Na transição de Max da infância para a adolescência, Jos começa a perceber que o filho é muito melhor do que todos os outros. Sem o rapaz saber, o pai cria desafios imaginários, como se Max Verstappen tivesse de contornar moinhos ventos quixotescos e não carros de corrida.
Ele ganhava facilmente e comecei a passar-lhe informações falsas: ‘olha, nesta pista só podes mesmo ultrapassar aqui, não arrisques em mais nenhum lado’. Queria tornar o desafio mais exigente.»
Jos faz mudanças mecânicas que diminuem a velocidade no carro de Max e obriga-o a treinar à chuva e ao frio. Há um dia, daqueles dias de inverno profundo no norte da Europa, em que o miúdo já não sente nada, nem as mãos.
Ele tinha oito ou nove anos.
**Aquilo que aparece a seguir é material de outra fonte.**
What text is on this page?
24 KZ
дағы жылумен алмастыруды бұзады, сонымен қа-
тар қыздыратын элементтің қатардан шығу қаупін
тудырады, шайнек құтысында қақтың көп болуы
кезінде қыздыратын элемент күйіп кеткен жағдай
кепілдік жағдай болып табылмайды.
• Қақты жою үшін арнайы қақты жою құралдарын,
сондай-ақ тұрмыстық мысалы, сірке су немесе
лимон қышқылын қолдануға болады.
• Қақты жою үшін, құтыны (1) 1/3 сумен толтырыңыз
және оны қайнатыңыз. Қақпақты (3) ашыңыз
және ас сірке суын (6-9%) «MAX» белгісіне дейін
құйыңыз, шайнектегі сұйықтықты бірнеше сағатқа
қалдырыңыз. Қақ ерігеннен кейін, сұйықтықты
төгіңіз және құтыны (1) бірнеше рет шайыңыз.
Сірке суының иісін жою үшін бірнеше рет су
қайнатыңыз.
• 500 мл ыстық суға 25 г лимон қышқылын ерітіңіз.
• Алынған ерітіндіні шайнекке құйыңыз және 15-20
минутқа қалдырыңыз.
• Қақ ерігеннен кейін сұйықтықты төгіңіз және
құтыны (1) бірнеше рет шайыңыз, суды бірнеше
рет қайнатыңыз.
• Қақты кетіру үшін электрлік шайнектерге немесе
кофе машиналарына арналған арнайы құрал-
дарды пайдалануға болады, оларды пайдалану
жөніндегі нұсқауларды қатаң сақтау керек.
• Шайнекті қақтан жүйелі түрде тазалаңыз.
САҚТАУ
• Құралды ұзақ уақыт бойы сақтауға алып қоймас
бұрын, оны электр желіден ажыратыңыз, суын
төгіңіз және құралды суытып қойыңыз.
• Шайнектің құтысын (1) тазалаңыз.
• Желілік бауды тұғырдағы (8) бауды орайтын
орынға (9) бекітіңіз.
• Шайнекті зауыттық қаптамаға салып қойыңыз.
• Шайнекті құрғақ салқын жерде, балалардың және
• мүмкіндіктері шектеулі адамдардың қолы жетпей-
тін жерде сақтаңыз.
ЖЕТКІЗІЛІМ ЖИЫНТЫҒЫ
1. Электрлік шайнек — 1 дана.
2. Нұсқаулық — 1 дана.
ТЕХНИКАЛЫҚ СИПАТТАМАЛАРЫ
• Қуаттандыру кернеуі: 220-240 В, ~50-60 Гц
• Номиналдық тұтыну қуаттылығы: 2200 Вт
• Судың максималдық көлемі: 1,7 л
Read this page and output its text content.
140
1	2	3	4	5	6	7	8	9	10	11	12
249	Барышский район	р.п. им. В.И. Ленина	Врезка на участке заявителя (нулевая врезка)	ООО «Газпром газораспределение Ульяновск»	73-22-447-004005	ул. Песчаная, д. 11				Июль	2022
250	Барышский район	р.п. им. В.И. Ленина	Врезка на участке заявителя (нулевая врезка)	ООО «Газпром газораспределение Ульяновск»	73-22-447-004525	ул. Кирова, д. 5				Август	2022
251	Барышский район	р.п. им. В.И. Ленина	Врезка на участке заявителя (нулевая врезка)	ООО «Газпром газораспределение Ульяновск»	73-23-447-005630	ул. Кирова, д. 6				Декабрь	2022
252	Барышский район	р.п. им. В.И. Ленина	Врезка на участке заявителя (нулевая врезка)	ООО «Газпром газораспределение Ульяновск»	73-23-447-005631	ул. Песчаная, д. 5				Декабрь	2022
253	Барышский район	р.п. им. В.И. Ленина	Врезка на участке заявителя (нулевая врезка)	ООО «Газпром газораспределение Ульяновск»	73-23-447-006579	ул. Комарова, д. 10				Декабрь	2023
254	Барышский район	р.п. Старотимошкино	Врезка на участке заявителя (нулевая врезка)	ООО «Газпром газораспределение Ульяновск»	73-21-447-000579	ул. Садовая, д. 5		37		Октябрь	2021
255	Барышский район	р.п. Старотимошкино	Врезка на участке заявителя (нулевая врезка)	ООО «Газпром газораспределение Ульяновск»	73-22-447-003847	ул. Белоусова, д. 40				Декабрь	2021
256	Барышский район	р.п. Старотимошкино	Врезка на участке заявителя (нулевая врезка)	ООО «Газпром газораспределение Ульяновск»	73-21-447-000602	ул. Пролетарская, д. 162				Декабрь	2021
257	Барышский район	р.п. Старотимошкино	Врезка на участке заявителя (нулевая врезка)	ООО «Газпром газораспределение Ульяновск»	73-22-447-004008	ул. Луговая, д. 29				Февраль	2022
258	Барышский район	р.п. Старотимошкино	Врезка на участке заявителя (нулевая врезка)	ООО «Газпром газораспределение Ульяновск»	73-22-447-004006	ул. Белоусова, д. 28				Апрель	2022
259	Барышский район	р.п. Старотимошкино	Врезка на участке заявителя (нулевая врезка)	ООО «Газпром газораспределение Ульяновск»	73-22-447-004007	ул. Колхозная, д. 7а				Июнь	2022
Era inverno e estava um gelo. Deixei-o ir para dentro da carrinha uns dez minutos, para ele aquecer. Mas passados cinco minutos fui chamá-lo. ‘Pai, ainda estou gelado’. ‘Não quero saber, conduz’.»
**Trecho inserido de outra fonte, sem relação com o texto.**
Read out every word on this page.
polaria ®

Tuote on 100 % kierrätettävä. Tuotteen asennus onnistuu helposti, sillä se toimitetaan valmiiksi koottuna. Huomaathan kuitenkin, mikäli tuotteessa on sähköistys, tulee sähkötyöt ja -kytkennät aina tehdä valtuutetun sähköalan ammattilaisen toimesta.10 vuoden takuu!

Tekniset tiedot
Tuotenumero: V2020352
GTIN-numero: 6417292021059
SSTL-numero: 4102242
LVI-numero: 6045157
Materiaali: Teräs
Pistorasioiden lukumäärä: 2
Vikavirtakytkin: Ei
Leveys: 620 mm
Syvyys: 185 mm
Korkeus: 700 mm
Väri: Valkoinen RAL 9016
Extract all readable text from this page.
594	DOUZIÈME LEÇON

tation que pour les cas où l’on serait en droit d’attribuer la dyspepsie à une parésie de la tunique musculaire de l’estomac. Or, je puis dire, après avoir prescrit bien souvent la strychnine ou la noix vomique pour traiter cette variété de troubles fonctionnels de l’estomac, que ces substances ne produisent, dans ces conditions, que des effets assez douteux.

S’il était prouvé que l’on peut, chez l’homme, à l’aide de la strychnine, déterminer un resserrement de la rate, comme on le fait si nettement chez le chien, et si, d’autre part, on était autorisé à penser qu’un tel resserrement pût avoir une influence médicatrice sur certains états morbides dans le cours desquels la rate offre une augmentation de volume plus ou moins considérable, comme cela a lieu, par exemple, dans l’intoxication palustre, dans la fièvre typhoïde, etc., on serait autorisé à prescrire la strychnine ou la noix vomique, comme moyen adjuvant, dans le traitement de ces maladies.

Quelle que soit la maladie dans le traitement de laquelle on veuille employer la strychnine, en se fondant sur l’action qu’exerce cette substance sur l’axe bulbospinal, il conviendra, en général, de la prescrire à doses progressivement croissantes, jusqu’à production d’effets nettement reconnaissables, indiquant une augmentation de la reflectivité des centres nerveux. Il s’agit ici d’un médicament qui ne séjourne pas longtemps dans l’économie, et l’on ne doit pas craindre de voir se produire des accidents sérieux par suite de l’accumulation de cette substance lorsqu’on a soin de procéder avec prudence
Max está ao lado a ouvir estas memórias. Duras, por certo. «Eu nem conseguia segurar no volante.»
Jos assente. «O Max nem podia mexer os dedos e eu não liguei. Eu construía os motores, mudava os chassis e queria que ele os experimentasse. Queria que ele tivesse resultados para evoluir e ter sucesso.»
Mas porquê tão bruta disciplina? «Ele era muito relaxado, demasiado gentil. Eu punha-lhe o capacete e dizia-lhe que na pista tinha de ser agressivo. Acho que o Max sentia que era tudo fácil e que não precisava de se esforçar .»
«O meu pai quis enrijecer-me», ri-se Max.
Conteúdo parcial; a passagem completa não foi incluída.